UN investigators who had visited the site of a deadly strike on Tuesday and interviewed witnesses "found no evidence of any armed confrontation or significant military objects in the area at the time of the attack," al-Hussein added.

"These awful incidents continue to occur with unacceptable regularity. In addition, despite public promises to investigate such incidents, we have yet to see progress in any such investigations," he wrote.

UN Secretary General Ban Ki-moon has also demanded an investigation into the bombing.

Saudi Arabia disengaging?

The UN human rights official's anger comes as tribal mediation has brought calm to the Saudi-Yemen border following a nearly year-long intervention led by Saudi forces.

Saudi TV channel al-Arabiya quoted the spokesman, Brigadier General Ahmed al-Asseri, as saying Thursday that "the major fighting in Yemen is nearing an end ... the next phase is a stage of restoring stability and reconstructing the country."

The United States - a major supplier of armaments to Saudi Arabia - welcomed talk of winding down the coalition's interventions.

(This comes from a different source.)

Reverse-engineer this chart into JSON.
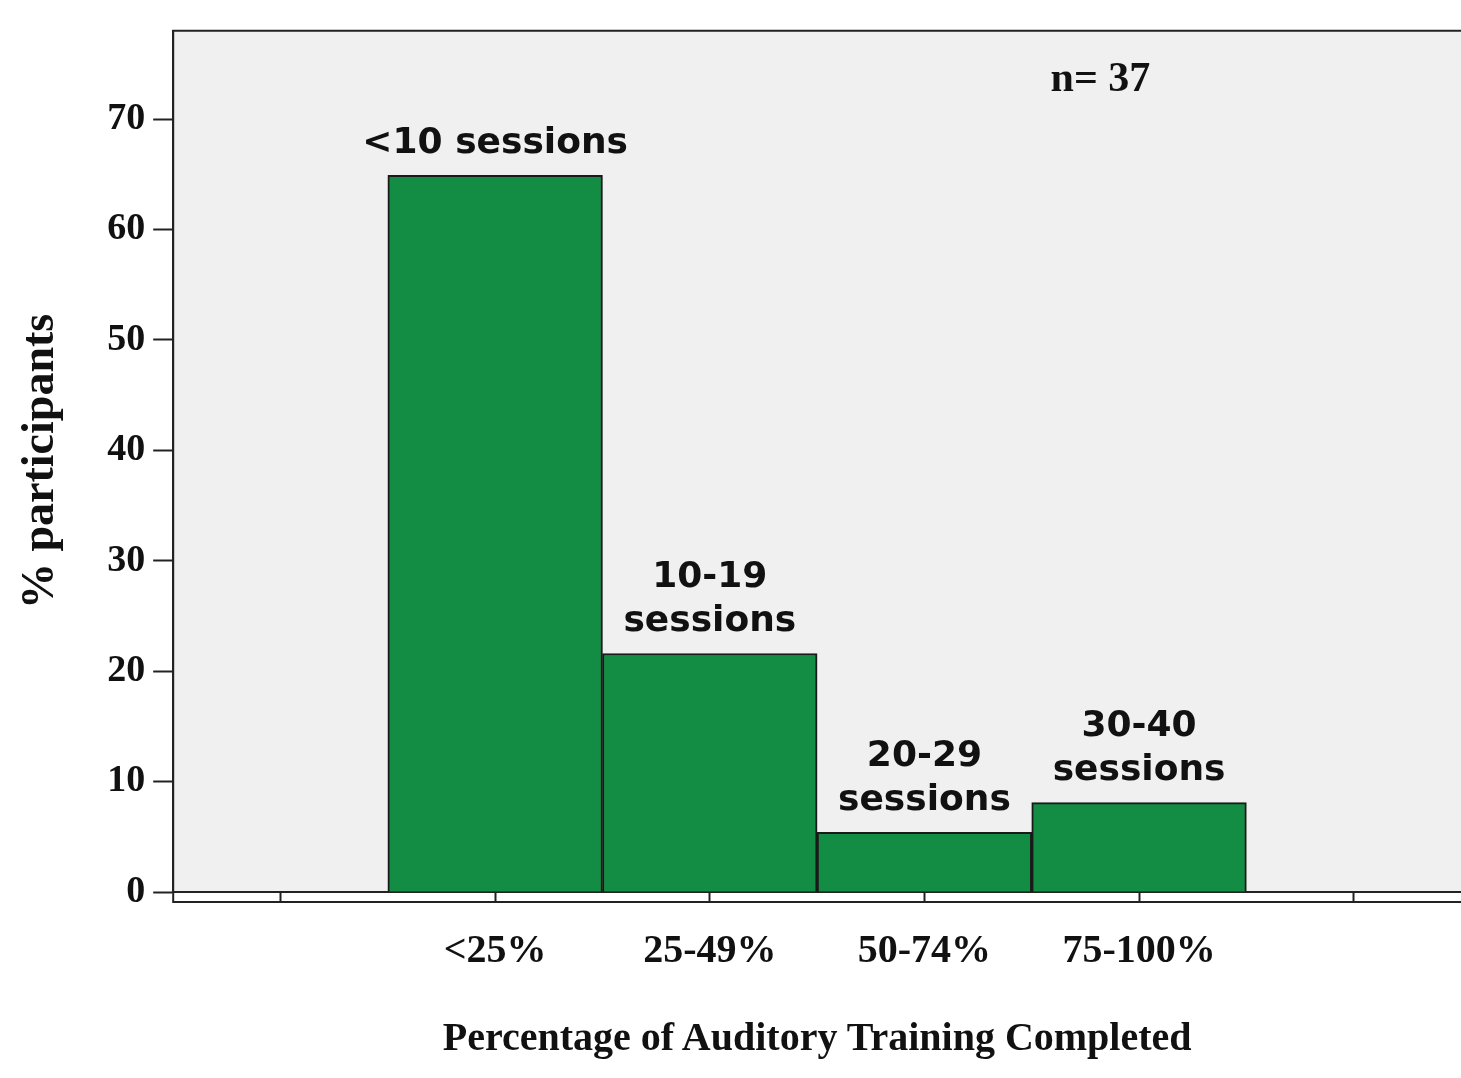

"We have expressed our concerns about the loss of innocent life in Yemen," White House spokesman Josh Earnest said Thursday in Washington. "The violence there that is plaguing that country has caught too many innocent civilians in the crossfire."

Saudi Arabia and its regional allies began its intervention March 26, 2015 to support President Abedrabbo Mansour Hadi after Iran-backed rebels seized large parts of Yemen including the capital Sanaa.

Coalition air strikes and some troops and anti-rebel militias have retaken territory, including much of the south of the country. But the Saudi-led coalition has failed to dislodge the Shiite Houthi rebels from Sanaa or the country's third city Taez where intense battles continue.

UN Kommissar für Menschenrechte Zeid Ra'ad Al Hussein
UN human rights chief Zeid Raad al-Hussein decried airstrike "carnage."Image: Reuters/D. Balibouse

Civilian casualties

Rights groups have raised concerns about civilian casualties caused by the coalition as well as by the Houthis, who are allied with elite troops loyal to former president Ali Abdullah Saleh.

The UN estimates more than 6,000 Yemenis - about half of them civilians - have been killed in the fighting and airstrikes over the past year. Millions more have been displaced.